In spite of you might have been told, orange and yellow tomatoes are not acid free or low acid.
Truth is, that yellow and orange tomatoes have just as much acid as red tomatoes.
Well, for the most part at least. In terms of acidity or Ph, yellow and orange tomatoes are about average. Some cultivars have more, some less. Bottom line is that all tomatoes are safe to can- as long as you acidify them.
Adding salt is optional, and is for flavor only. Use canning/pickling salt or non-iodized salt when canning.
Here are some popular canning recipes to get you started.
All follow the NCHFP (National Center for Home Food Preservation) recommended procedures.
Crushed Tomatoes
Peel and core tomatoes , trim off any bad spots and quarter. Place about 1/4 of your prepared tomatoes in the kettle and cook, stirring constantly over high heat. Use a potato masher to crush tomatoes and extract juices. Once they are boiling add remaining tomatoes, stirring constantly. You don’t need to crush these tomatoes. Bring to a boil and boil for 5 minutes. In clean, hot jars add needed acidity listed below. You can also add 1 teaspoon of canning salt per quart if desired. Ladle in hot tomatoes, leaving 1/2-inch headspace. Wipe jar rims clean and adjust lids. Process in boiling water bath. Pints 35 minutes, quarts, 45 minutes. 1,000-3000 ft over sea level add 5 minutes. Twenty-two pounds of tomatoes will yield about 7 quarts of tomatoes.
Whole Tomatoes in Juice
Use any extra tomatoes to make juice. I use tomatoes that are too big to can whole, or those that have blemishes that need to be trimmed. Cut up clean, unpeeled tomatoes in a kettle and cook, stirring often until tomatoes are mushy. Strain mixture, pressing on solids or run through a food mill or tomato juice extractor. Set aside,. Place peeled, whole tomatoes in kettle and add enough tomato juice to cover them. Heat to a simmer and simmer gently 5 minutes. Add lemon juice or citric acid to jars, using amounts listed below. Add salt, if desired. Add tomatoes and cover with hot juice, leaving 1/2 -inch headspace. Wipe rims and adjust lids. Process both pints and quarts 85 minutes in a boiling water bath.
Tomato Juice
Wash, stem and trim bruises off tomatoes. Cut into chunks. Add about 1 pound of tomatoes to kettle and bring to a boil while crushing. Continue to add additional cut up tomatoes slowly, keeping mixture boiling. This will keep the juice from separating later. Simmer an additional 5 minutes once the tomatoes have all been added. Press mixture through a strainer , sieve or food mill to remove seeds and skins.

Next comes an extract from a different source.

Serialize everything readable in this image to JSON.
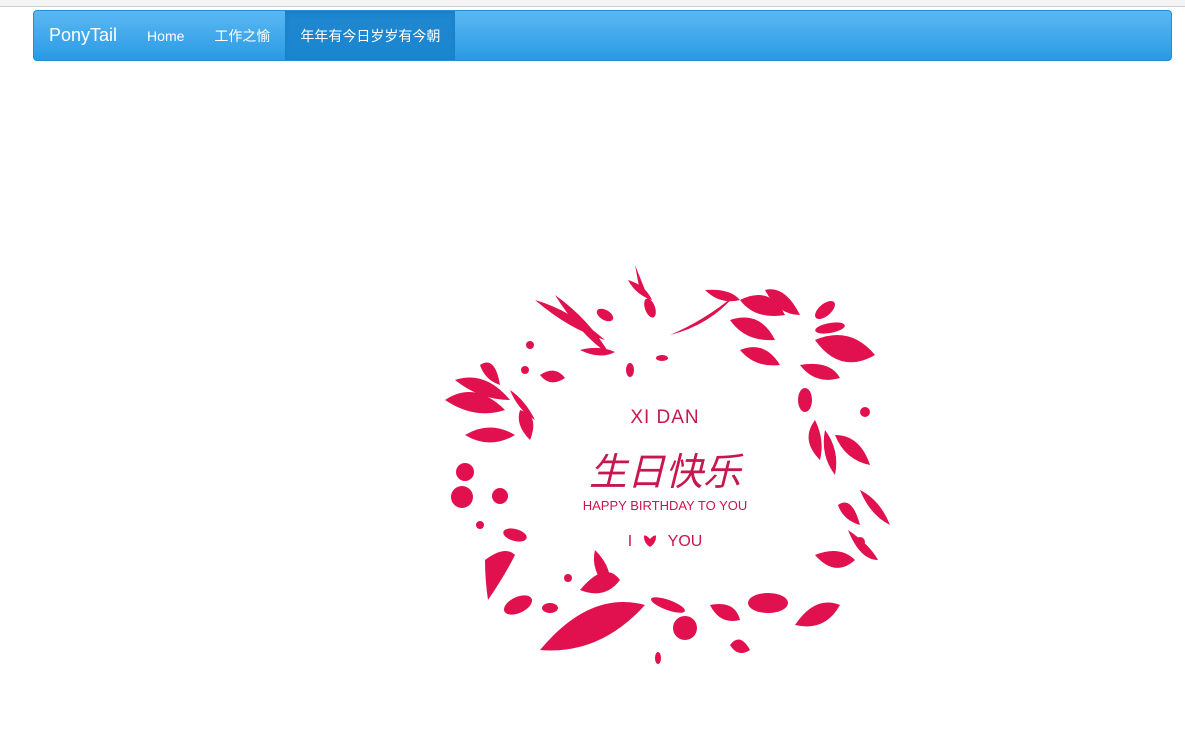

Add lemon juice or citric acid to jars according to directions listed below. Add salt if desired. Return juice to boil and add to prepared jars leaving 1/2-inch headspace. Wipe rims and adjust lids. Process n a boiling water bath pints 35 minutes and quarts 40 minutes. Add 5 minutes processing time at elevations between 1,001 and 3,000 ft.
Tomato Sauce
Prepare as for juice. After juice is made return to pot and start cooking down to desired thickness. You’ll lose about 1/3 of the volume for thin sauce and 1/2 of the volume for thick. Add lemon juice or citric acid to prepared jars as described below. Add salt if desired. Add boiling sauce leaving 1/4 -inch headspace. Wipe rims and adjust lids. Process in a boiling water bath 35 minutes for pints and 40 minutes for quarts. Add five minutes at 1,001-3,000 ft. elevation.
Acidity and Tomatoes
Tomatoes must be acidified before canning. When canning either whole, crushed or juiced tomatoes you must add either 2 T. bottled lemon juice per quart or 1/2 t. citric acid . For pint use 1 T. lemon juice or 1/4 t. citric acid. You can also use 4 T. (5%) vinegar per quart, but it will alter the flavor and is not recommended. You can add a little sugar to offset the flavor, if you like.